‘Does Ned know?’ I ask, when I can get a word in.
‘He can’t. None of us can. We’re talking the highest strategic classifications.’
‘I meant, does he know you’ve made them a present of his joe?’
‘I want you to come down to Langley immediately and thrash out terms with your opposite numbers here. Randy will arrange transport. Palfrey?’
‘Does he know?’ I repeat.
Clive makes one of his telephone silences, in which you are supposed to work out all the ways in which you are at fault.
‘Ned will be brought up to date when he gets back to London, thank you. That will be quite soon enough. Until then I shall expect you to say nothing. The rôle of the Russia House will be respected. Sheriton values the link. It will even be enlarged in certain ways, perhaps permanently. Ned should be grateful.’
The news was nowhere more joyfully received than in the British trade press.
Marriage with a Future
, trumpeted
Booknews
a few weeks later in its trailer for the Moscow book fair.
The long-rumoured engagement between Abercrombie & Blair of Norfolk Street, Strand, and Potomac Traders, Inc. of Boston, Mass., is
ON
! Seventeen-stone entrepreneur Jack Henziger has finally weighed in beside Barley Scott Blair of A. & B. with a new joint company titled Potomac & Blair, which plans an aggressive campaign in the fast-opening East Bloc markets. ‘This is a shop window on tomorrow,’ declares confident Henziger.
Moscow Book Fair, here they come!
The newsflash was accompanied by a warming photograph of Barley and Jack Henziger shaking hands across a bowl of flowers. The photograph was taken by the Service photographer in the safe house in Knightsbridge. Flowers by Miss Coad.
I met Hannah the day following my return from the island and I assumed we would make love. She looked tall and golden, which is the way she always looks when I have not seen her for a while. A Thursday, so she was taking her fourteen-year-old son Giles to some spurious consultant behind Harley Street. I have never cared for Giles, probably because I know that he was conceived on the rebound, too soon after I had sent her back to Derek. We sat in our usual evil café drinking rancid tea, while she waited for him to come out, and smoked, a thing I hate. But I wanted her, and she knew it.
‘Whereabouts in America?’ she said, as if it mattered.
‘I don’t know. Some island full of ospreys and bad weather.’

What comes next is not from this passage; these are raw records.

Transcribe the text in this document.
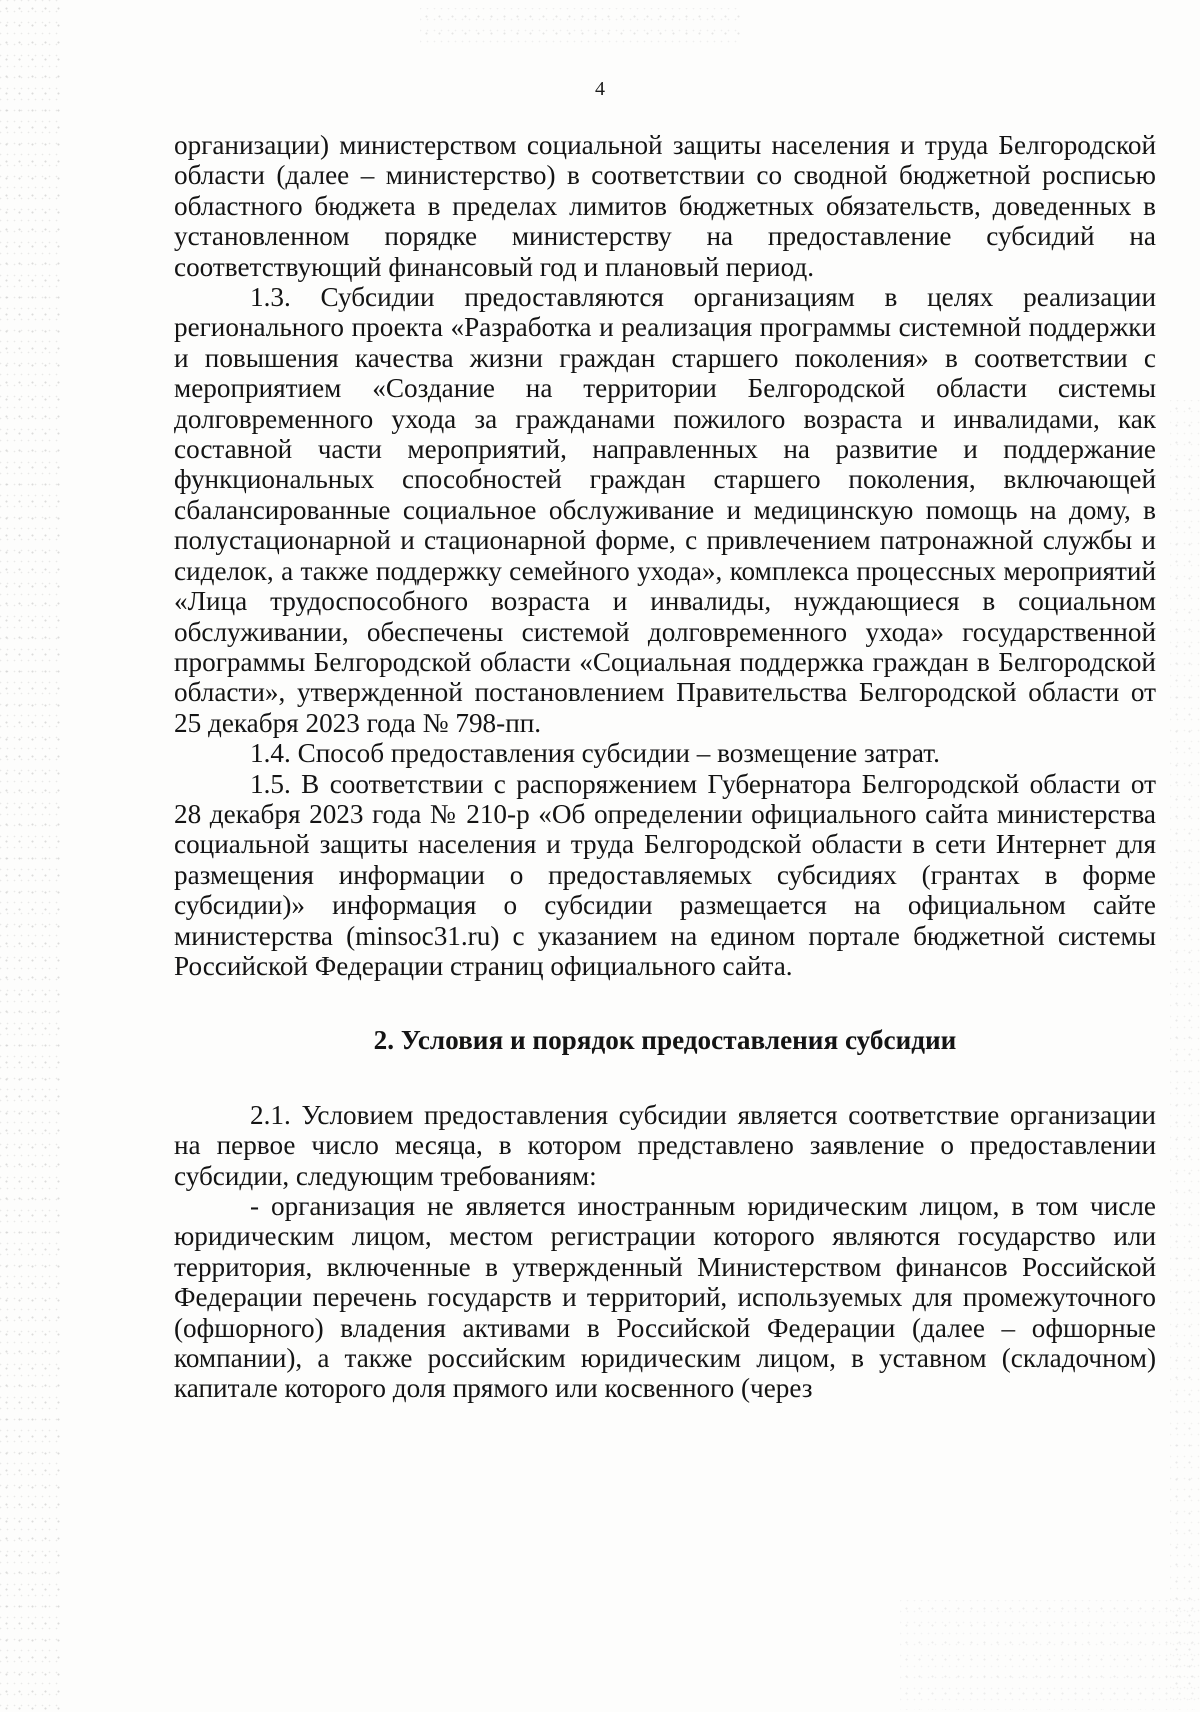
4

организации) министерством социальной защиты населения и труда Белгородской области (далее – министерство) в соответствии со сводной бюджетной росписью областного бюджета в пределах лимитов бюджетных обязательств, доведенных в установленном порядке министерству на предоставление субсидий на соответствующий финансовый год и плановый период.

1.3. Субсидии предоставляются организациям в целях реализации регионального проекта «Разработка и реализация программы системной поддержки и повышения качества жизни граждан старшего поколения» в соответствии с мероприятием «Создание на территории Белгородской области системы долговременного ухода за гражданами пожилого возраста и инвалидами, как составной части мероприятий, направленных на развитие и поддержание функциональных способностей граждан старшего поколения, включающей сбалансированные социальное обслуживание и медицинскую помощь на дому, в полустационарной и стационарной форме, с привлечением патронажной службы и сиделок, а также поддержку семейного ухода», комплекса процессных мероприятий «Лица трудоспособного возраста и инвалиды, нуждающиеся в социальном обслуживании, обеспечены системой долговременного ухода» государственной программы Белгородской области «Социальная поддержка граждан в Белгородской области», утвержденной постановлением Правительства Белгородской области от 25 декабря 2023 года № 798-пп.

1.4. Способ предоставления субсидии – возмещение затрат.

1.5. В соответствии с распоряжением Губернатора Белгородской области от 28 декабря 2023 года № 210-р «Об определении официального сайта министерства социальной защиты населения и труда Белгородской области в сети Интернет для размещения информации о предоставляемых субсидиях (грантах в форме субсидии)» информация о субсидии размещается на официальном сайте министерства (minsoc31.ru) с указанием на едином портале бюджетной системы Российской Федерации страниц официального сайта.

2. Условия и порядок предоставления субсидии

2.1. Условием предоставления субсидии является соответствие организации на первое число месяца, в котором представлено заявление о предоставлении субсидии, следующим требованиям:

- организация не является иностранным юридическим лицом, в том числе юридическим лицом, местом регистрации которого являются государство или территория, включенные в утвержденный Министерством финансов Российской Федерации перечень государств и территорий, используемых для промежуточного (офшорного) владения активами в Российской Федерации (далее – офшорные компании), а также российским юридическим лицом, в уставном (складочном) капитале которого доля прямого или косвенного (через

‘I bet they weren’t real ospreys.’
‘They were, actually. They’re common there.’
And I saw by the strain in her eyes that she wanted me too.
‘Anyway, I’ve got to take Giles home,’ she said, when we had sufficiently read each other’s thoughts.
‘Put him in a cab,’ I suggested.
But by then we were opposed to each other once more, and the moment was dead.
13
Katya collected Barley at ten o’clock on the Sunday morning from the forecourt of the immense Mezhdunarodnaya, which was where Henziger had insisted they stay. Westerners know it familiarly as ‘the Mezh’. Both Wicklow and Henziger, seated in the hotel’s preposterous Great Hall, contrived to witness their happy reunion and departure.
The day was fine and autumn-scented and Barley had started waiting for her early, hovering in the forecourt amid the blind limousines that fetched and disgorged their Third World chieftains in a steady flow. Then at last her red Lada popped up among them like a burst of fun at a funeral, with Anna’s white hand streaming out of the rear window like a handkerchief and Sergey, upright as a commissar beside her, clutching his fishing net.
It was important to Barley to notice the children first. He had thought about it and told himself it was what he would do, because nothing was insignificant any more, nothing could be left to chance. Only when he had waved enthusiastically at both of them therefore and pulled a face at Anna through the back window, did he allow himself to peer into the front, where Uncle Matvey sat squarely in the passenger seat, his polished brown face glowing like a chestnut and his sailor’s eyes twinkling under the brim of his plaid cap. Sunshine or storm, Matvey had put on his best things to honour the great Englishman: his twill jacket, his best boots and bow tie. The crossed enamelled flags of the Revolution were pinned to his lapel. Matvey lowered his window and Barley reached through it, grasping his hand and yelling ‘Hullo,
hullo
’ at him several times. Only then did he venture to look at Katya. And there was a kind of hiatus as if he had forgotten his lines or his cover story, or simply how beautiful she was, before he hoisted his smile.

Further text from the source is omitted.